Comprehensive recovery of metals in spent Ni–Mo/γ–Al2O3 hydrofining catalyst

This study proposes a technical route toward the comprehensive recovery of valuable metals from spent Ni–Mo/γ–Al2O3 hydrofining catalysts, which were employed to remove S, N, and O elements and metal–organic compounds from crude oil and petroleum products. Additionally, the process conditions are optimized, thereby providing good economic and environmental benefits. Sodium carbonate-assisted roasting of the spent catalyst effectively improves the secondary pollution and leaching effect. After Al, Mo, and Ni elements in the spent catalyst were converted into NaAlO2, Na2MoO4, and NiO, more than 99.8% of the metal ions entered the leaching solution, minimizing the loss.

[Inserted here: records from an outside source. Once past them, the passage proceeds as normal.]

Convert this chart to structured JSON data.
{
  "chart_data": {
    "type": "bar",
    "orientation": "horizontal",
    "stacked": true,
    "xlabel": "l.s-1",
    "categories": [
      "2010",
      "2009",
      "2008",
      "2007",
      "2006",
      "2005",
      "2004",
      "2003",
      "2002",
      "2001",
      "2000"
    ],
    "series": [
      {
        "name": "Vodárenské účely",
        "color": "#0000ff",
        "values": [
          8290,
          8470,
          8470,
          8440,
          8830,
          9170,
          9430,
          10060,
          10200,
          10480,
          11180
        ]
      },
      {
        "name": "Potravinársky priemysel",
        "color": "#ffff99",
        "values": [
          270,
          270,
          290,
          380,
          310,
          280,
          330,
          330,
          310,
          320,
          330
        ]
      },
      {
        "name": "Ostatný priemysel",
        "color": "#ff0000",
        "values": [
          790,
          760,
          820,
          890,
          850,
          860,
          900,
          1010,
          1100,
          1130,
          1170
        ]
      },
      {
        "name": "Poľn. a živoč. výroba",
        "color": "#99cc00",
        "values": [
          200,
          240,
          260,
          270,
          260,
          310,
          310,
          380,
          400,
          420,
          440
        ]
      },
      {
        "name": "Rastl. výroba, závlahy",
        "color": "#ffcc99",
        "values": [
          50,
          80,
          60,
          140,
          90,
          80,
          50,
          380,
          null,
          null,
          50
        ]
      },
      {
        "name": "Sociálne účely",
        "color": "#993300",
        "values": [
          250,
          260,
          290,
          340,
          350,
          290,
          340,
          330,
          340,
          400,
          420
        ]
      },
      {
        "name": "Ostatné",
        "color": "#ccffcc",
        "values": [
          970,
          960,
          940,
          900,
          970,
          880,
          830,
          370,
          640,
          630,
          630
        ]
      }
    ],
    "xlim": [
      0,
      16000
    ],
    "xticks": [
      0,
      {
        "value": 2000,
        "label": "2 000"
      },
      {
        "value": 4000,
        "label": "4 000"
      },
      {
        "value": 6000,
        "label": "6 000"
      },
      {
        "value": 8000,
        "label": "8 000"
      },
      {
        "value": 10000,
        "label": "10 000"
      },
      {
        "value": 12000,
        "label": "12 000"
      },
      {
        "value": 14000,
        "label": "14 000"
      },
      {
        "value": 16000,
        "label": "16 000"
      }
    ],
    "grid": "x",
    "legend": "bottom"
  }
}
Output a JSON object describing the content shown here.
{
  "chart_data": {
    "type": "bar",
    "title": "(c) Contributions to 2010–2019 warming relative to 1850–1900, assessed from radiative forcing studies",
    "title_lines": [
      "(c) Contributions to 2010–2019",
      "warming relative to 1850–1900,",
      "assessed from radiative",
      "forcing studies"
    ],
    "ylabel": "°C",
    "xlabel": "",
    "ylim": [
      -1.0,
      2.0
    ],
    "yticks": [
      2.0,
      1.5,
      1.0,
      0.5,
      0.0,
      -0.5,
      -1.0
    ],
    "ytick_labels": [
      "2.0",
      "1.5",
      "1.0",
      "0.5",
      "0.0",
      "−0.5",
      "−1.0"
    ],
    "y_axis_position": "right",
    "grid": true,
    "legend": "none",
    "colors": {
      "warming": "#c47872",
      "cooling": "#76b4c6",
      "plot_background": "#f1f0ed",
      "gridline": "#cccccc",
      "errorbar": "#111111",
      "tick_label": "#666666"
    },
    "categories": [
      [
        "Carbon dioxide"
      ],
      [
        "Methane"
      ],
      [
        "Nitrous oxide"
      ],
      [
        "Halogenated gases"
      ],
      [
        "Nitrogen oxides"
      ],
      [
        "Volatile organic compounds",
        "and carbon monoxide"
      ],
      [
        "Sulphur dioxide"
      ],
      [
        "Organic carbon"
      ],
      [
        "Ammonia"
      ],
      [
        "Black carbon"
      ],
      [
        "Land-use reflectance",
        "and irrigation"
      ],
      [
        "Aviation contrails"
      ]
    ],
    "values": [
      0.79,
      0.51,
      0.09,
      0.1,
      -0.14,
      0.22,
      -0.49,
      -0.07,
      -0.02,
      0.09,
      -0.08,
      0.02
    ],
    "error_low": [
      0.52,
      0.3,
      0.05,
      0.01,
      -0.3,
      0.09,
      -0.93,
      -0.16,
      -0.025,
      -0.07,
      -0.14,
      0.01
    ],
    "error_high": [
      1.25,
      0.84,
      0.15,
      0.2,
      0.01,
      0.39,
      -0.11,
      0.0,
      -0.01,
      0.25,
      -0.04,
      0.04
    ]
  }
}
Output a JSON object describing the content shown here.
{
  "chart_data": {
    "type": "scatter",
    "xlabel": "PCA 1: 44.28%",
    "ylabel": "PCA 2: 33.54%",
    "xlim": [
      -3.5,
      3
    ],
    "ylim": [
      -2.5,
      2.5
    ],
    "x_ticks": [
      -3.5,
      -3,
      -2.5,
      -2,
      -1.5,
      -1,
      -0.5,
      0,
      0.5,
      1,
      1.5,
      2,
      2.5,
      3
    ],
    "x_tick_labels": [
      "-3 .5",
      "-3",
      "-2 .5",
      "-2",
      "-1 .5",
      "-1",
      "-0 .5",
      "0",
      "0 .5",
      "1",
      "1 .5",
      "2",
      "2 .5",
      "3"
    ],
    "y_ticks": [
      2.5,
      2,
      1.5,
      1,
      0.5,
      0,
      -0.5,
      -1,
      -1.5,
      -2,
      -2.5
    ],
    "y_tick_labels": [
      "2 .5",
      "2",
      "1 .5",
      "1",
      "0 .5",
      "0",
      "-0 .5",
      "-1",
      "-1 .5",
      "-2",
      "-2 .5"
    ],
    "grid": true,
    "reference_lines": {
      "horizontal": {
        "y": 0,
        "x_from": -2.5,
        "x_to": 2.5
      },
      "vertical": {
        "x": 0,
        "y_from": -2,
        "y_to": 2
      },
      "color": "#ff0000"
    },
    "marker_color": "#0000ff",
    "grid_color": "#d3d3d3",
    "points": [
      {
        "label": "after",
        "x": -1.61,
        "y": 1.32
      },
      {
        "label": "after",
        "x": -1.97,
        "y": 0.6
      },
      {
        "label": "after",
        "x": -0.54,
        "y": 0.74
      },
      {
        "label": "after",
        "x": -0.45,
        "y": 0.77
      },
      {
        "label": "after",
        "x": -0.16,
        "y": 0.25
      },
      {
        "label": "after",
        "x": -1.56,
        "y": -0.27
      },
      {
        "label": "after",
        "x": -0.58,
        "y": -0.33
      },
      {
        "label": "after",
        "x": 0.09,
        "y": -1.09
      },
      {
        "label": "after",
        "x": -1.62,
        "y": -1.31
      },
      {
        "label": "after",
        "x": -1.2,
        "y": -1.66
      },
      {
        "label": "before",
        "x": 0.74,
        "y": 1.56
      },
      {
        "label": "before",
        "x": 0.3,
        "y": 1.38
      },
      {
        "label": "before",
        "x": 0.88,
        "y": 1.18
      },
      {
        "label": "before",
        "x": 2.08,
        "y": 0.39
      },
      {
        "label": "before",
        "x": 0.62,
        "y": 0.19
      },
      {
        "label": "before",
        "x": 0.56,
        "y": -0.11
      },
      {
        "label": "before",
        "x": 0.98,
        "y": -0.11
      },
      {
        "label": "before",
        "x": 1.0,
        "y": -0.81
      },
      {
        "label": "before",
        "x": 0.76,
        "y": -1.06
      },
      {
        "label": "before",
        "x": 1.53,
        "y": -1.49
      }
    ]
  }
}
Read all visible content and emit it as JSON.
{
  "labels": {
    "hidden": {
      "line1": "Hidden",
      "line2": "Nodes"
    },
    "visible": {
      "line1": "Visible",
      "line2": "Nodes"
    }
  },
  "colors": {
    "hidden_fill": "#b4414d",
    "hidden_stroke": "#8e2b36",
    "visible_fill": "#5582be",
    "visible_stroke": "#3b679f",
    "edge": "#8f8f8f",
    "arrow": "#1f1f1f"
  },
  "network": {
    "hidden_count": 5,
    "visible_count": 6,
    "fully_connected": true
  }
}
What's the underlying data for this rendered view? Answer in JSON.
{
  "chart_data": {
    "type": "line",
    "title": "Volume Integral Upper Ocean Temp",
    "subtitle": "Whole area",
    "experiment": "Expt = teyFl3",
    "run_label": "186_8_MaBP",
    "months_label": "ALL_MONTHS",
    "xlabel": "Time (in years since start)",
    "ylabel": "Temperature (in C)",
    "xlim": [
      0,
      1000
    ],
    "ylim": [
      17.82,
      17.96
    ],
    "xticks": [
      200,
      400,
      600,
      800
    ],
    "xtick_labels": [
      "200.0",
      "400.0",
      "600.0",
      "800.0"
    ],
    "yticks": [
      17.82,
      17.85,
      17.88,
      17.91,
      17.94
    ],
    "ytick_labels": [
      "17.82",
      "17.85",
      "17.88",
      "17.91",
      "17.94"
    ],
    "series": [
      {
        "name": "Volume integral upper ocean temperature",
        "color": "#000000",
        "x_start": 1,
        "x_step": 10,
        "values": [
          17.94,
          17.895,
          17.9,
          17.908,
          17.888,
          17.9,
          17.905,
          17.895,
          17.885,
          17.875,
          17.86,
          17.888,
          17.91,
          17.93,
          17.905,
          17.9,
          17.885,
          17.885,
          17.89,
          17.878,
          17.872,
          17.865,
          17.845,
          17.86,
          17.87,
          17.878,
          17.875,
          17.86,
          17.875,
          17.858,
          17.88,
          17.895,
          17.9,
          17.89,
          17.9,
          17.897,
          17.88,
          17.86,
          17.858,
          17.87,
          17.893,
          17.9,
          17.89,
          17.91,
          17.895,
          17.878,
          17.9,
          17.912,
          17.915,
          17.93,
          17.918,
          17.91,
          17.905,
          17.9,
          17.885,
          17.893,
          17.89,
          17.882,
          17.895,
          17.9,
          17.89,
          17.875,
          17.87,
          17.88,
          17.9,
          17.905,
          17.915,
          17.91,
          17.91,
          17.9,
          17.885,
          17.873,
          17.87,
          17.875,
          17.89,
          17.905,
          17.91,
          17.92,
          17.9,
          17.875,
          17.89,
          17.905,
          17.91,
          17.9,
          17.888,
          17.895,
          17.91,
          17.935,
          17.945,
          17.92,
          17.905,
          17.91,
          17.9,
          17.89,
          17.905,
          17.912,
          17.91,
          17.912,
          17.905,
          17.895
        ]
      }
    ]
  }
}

A synergistic extraction system using the di-(2-ethylhexyl)phosphoric acid (P204) and tri-n-octylamine (TOA) extractants were employed to extract molybdenum from the clarified acid leaching solution, and more than 97.5% of Mo was separated from Al and Ni. The MoO3 product was obtained by stripping with ammonia, followed by evaporating, and roasting. Furthermore, by adding ammonia to adjust the pH value of the molybdenum extraction solution to 4, 98.0% of the Al was extracted by P204. Subsequently, a Na2S precipitation agent was employed to convert Ni2+ into Ni(OH)S with a precipitation efficiency of 97.9%. Ultimately, the comprehensive recovery efficiencies of Al, Mo and Ni were 97.5%, 95.5%, and 90.9%, respectively, thereby realizing the comprehensive recovery of metals in the spent catalyst.